The much-fancied Terrestrial Trunked Radio (TETRA) handsets — the specialist professional mobile radio and the two-way receiver — provided by Delhi government to various security departments, including police, do not work well in the underground stretch of Delhi Metro.

delhi Updated: Jul 28, 2012 23:48 IST
HT Correspondent

The much-fancied Terrestrial Trunked Radio (TETRA) handsets — the specialist professional mobile radio and the two-way receiver — provided by Delhi government to various security departments, including police, do not work well in the underground stretch of Delhi Metro.

This was revealed by the preliminary report of the disaster mock drill conducted by the Delhi Disaster Management Authority (DDMA) at 11 Metro stations on Saturday.

Tetra sets had been launched amid much fanfare before the CWG to ensure all agencies are connected on a single platform.

The sets had collapsed in the February drill too. “More details will emerge once the army submits its audit report next week,” DDMA chief Vijay Dev said.
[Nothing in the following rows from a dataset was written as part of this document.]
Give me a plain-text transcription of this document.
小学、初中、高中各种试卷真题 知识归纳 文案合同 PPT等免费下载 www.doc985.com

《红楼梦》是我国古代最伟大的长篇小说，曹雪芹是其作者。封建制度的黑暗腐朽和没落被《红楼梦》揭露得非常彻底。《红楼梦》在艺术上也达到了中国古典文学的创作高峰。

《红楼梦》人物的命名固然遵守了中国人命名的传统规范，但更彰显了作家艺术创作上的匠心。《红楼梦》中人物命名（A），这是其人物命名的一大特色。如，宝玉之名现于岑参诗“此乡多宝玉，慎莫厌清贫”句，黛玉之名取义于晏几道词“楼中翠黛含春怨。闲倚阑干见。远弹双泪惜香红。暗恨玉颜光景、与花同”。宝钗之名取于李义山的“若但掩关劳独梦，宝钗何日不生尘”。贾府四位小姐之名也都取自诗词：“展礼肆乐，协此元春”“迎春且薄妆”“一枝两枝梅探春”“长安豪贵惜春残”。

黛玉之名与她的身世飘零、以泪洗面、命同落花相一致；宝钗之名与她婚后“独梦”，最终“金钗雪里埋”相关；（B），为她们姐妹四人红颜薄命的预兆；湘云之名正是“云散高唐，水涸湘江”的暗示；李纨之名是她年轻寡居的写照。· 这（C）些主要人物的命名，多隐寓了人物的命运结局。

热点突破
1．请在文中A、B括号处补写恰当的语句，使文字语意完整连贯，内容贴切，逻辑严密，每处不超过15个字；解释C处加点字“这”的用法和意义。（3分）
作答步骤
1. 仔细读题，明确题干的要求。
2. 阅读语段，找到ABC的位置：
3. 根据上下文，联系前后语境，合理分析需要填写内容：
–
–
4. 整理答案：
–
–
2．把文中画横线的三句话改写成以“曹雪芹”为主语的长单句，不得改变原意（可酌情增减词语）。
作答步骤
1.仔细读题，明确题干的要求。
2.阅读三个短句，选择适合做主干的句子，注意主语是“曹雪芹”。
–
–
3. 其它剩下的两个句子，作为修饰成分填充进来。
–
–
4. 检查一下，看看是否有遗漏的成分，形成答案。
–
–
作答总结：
The drill also failed to simulate a realistic disaster scenario as passengers were asked to evacuate stations 10 minutes before it began.

“This time, the drill was to check the response time of various agencies. Next time, we’ll check their real-time reaction as we won’t give them prior information,” Dev added.

Sources also complained that the Delhi Metro Rail Corporation (DMRC) kept pressurising Delhi government officials to resume operations.

“In case of an earthquake, rescue evacuation and anti-sabotage checks need to be done before starting operations again. But before our men could check the tracks, DMRC started pressurising us to allow them to resume operation. Only when we threatened them of criminal action did they relent,” said a senior Delhi government official.

DMRC, however, denied this allegation. “We cooperated fully with the authorities. We wanted to resume the service at the earliest so that commuters do not suffer,” said Anuj Dayal, DMRC spokesperson. “We had also carried out all the necessary checks within 15 minutes before resuming services,” he said.

Passengers who were forced to leave the station agreed that the drill was far from reality. “Every agency from the police, fire brigade to ambulance were stationed outside the Metro station. How can they check the response time?” wondered Vishal Kanojia, a commuter.